Tuesday, December 13, 2016
Camosy on health-care policy, Rep. Paul Ryan, and Catholicism
Prof. Charles Camosy (Fordham) has a piece in the Washington Post called "Millions of Lives Are in Paul Ryan's Hands. His Catholicism Is Our Only Hope." He writes, among other things, that "Ryan’s proposal is deeply problematic — especially for the most vulnerable. And for Catholics, that’s a serious problem. Although Catholics had plenty of reasons to critique the ACA, including understandable concerns about the Obama administration’s health policy steamrolling individuals and communities who cannot in good conscience participate in abortion, the overall effort to make health care as accessible as possible is, by Catholic standards, a worthy goal." And, he concludes with this:
Ryan’s commitment to the Catholic Church means that he ought to rethink his health-care reform proposals and make sure that — instead of privileging the young, wealthy and healthy — they instead lift up the sick, poor and old. It is through these populations, after all, that Christ comes to us today. Indeed, Christians are told that it is how we treat them that will determine our ultimate fate after death.
We found trillions of dollars to fight unnecessary wars overseas. We are likely to find them for a huge, bipartisan infrastructure project. There is no excuse for not finding them to make sure that the least among us have the health care they are owed. To do any less means abandoning people bearing the face of Christ Himself.
Prompted by Charlie's piece, I want to put aside some questions I have about whether "owed" is the best word to use here and instead to ask . . . how should someone who aspires to do the Right Thing with respect to health-care policy (which is, in my view, impossible to separate from other policy matters, including those relating taxation, nutrition, litigation, etc.) approach the matter? I admit . . . I genuinely don't know. The more "progressive" sections of my social-media feeds reflect a deep, almost religious (though often unexamined) conviction that the answer is easy: "A single-payer system in which 'market forces' don't determine the costs or availability of services." It seems clear to me, though, that it is not possible to eliminate (as opposed to regulate) 'market forces' entirely from this (or almost any other) domain because people -- being people -- respond to incentives. In the more "conservative" sections, I sometimes sense a failure to appreciate the fact that it is in all of our interests, for many reasons, that the public authority attend to citizens' health and well-being. So again: What should we do? How do we move -- in an effective and, yes, reasonably efficient way -- all of the relevant variables in the right directions?

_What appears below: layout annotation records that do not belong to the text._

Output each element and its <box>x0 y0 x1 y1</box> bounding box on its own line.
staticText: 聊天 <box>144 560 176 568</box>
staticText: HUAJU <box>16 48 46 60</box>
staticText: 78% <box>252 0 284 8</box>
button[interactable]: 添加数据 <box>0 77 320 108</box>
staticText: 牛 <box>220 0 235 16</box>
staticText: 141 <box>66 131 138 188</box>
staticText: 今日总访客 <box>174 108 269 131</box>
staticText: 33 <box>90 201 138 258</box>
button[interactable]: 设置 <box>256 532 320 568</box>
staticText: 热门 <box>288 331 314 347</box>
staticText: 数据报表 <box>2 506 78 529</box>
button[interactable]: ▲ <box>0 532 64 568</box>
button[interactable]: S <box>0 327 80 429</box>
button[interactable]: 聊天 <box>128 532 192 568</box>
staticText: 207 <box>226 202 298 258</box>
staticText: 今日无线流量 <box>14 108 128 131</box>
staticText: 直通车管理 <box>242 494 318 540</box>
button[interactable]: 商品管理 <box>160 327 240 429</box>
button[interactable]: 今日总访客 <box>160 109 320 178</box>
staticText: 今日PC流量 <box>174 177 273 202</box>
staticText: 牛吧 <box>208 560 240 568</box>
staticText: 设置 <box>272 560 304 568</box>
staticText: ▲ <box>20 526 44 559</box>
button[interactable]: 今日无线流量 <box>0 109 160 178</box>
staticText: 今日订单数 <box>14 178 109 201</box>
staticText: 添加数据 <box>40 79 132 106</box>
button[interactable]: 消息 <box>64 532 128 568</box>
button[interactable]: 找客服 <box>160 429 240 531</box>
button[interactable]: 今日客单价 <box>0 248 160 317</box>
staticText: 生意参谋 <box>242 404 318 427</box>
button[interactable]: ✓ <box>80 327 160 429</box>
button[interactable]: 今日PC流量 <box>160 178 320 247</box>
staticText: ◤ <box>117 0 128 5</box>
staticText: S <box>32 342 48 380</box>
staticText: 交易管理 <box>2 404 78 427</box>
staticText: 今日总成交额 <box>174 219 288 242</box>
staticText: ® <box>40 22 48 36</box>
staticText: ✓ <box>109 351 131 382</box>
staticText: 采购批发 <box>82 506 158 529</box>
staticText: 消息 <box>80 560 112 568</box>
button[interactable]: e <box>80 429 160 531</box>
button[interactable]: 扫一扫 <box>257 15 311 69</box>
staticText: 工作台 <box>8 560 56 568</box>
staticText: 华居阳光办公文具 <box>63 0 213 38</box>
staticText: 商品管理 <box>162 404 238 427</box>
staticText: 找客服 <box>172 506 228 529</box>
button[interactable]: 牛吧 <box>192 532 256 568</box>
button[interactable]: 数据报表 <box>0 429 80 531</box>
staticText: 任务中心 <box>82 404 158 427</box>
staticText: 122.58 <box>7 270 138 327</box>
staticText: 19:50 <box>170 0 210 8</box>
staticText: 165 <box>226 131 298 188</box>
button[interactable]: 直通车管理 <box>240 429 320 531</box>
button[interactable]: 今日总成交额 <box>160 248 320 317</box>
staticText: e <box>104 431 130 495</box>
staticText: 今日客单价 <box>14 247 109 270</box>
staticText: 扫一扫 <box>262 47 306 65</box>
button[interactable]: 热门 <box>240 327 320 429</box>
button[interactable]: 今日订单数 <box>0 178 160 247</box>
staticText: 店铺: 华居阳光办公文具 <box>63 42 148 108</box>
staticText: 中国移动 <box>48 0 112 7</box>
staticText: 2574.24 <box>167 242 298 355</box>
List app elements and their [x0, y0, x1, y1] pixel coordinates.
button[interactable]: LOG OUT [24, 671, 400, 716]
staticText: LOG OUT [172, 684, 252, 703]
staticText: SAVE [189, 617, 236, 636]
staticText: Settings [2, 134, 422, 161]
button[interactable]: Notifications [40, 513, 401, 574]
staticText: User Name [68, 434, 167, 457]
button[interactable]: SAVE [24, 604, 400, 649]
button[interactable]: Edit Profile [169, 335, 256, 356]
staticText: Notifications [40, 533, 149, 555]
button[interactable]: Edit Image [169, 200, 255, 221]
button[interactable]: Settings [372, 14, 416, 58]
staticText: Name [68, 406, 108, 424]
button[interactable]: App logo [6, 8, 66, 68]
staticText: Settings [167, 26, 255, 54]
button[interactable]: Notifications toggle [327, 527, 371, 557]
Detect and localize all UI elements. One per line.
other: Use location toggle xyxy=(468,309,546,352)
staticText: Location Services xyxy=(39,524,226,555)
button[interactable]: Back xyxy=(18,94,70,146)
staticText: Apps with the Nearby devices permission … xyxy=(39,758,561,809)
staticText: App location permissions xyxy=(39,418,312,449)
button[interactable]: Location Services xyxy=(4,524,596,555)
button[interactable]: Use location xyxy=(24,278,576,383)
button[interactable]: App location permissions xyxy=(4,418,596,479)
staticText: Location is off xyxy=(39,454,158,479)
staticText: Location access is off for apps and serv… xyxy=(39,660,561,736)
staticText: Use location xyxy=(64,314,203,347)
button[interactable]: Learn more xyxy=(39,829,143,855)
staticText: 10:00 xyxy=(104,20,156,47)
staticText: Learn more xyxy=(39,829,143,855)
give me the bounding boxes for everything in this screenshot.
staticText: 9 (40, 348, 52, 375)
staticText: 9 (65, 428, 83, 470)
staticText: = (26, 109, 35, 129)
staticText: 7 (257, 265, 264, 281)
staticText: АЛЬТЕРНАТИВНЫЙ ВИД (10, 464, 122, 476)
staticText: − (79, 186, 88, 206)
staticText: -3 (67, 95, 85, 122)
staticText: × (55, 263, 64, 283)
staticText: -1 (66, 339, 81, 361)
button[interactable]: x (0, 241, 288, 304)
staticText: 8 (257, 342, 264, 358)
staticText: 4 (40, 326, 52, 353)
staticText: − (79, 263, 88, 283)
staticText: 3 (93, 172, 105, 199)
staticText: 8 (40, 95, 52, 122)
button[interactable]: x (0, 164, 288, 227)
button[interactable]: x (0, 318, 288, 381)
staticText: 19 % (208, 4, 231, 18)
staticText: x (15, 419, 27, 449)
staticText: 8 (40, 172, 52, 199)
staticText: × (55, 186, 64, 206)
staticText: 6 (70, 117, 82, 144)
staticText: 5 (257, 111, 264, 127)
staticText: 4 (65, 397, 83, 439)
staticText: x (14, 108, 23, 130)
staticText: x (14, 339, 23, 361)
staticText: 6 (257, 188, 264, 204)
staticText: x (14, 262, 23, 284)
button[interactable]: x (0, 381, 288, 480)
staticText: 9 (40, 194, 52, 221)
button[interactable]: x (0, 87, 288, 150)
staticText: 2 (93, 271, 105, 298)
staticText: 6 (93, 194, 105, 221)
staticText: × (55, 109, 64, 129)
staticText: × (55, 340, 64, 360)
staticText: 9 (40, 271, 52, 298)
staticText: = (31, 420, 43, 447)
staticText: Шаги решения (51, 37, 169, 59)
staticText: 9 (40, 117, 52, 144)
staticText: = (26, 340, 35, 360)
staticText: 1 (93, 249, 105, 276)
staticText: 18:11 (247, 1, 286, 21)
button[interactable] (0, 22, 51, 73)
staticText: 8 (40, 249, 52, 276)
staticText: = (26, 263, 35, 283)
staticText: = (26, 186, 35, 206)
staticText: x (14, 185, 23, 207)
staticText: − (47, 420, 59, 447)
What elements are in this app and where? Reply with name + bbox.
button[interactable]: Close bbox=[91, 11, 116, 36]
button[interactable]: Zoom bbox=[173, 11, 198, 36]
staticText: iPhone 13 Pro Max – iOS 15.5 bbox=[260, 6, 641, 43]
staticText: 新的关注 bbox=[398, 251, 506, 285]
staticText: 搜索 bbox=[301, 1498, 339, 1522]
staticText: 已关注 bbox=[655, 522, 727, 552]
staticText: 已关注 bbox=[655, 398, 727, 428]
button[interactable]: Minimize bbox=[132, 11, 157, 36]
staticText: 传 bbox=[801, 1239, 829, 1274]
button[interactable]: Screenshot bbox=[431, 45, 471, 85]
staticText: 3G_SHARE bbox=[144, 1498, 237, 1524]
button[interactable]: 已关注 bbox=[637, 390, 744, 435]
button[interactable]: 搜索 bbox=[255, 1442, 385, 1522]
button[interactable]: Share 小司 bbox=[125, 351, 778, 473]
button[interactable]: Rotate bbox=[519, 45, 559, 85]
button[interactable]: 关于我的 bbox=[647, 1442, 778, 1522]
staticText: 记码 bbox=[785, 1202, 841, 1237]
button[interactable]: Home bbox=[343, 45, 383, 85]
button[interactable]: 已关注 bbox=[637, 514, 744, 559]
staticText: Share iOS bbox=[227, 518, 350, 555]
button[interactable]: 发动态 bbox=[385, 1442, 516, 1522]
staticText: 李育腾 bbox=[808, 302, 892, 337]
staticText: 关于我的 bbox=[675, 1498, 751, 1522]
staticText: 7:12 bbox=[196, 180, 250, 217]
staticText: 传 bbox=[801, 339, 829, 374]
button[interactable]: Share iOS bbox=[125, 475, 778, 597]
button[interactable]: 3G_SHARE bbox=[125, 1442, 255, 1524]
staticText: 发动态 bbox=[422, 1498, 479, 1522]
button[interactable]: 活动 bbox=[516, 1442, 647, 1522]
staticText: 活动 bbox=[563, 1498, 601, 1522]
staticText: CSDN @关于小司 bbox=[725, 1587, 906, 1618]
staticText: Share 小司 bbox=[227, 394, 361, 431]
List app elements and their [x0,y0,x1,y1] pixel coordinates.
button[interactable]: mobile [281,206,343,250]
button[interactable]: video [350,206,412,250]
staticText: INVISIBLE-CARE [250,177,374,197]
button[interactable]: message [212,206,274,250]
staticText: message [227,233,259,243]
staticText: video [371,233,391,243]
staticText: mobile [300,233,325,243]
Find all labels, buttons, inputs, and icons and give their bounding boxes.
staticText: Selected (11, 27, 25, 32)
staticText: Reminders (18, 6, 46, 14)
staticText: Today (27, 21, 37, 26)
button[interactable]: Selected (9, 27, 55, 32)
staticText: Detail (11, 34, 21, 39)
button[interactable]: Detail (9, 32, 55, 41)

A few things, that seem relevant to this discussion, seem to me to be the case (I'd like to hear from others whether and in what ways they disagree). In no particular order (and putting aside my view that some things which are treated in contemporary debates as "health care", e.g., euthanasia and elective abortions, are not):
- The public money that is available for health-care-related programs is non-infinite (even if one thinks there is more to be had through increased taxation), and so spending on such programs involves, at least to some extent, trade-offs.
- We should not tax-and-spend (on anything, including health-care programs) at levels that endanger national security, or that cause excessive harm to the economy-in-general, or that impose unfair burdens on the next generation(s).
- We should be clear-eyed and candid -- and also always non-negotiably committed to the equal dignity of every human person, regardless of age, disability, etc. -- when deciding how to allocate health-care-related funds as between, say, pre-natal, early-childhood care, and preventive care, on the one hand, and experimental, aggressive, and "futile" care, on the other. (More bluntly - any conversation about single-payer systems has to include conversations about, e.g., morally defensible triage, rationing, and tort/malpractice reform.)
- It is not always unfair or otherwise wrong to, when designing a health-care-provision regime, require people to bear the risks of freely chosen unhealthy or dangerous behaviors.
I could probably think of more, but this is enough for now, maybe. Like I said, I'd welcome other bloggers' "takes" on this. This isn't a "politics" or a "policy" blog, I realize, and I mean to be inviting a conversation about what the Church's social teachings tell us about the ends, the limits, and the design of legal regimes, in a particular area.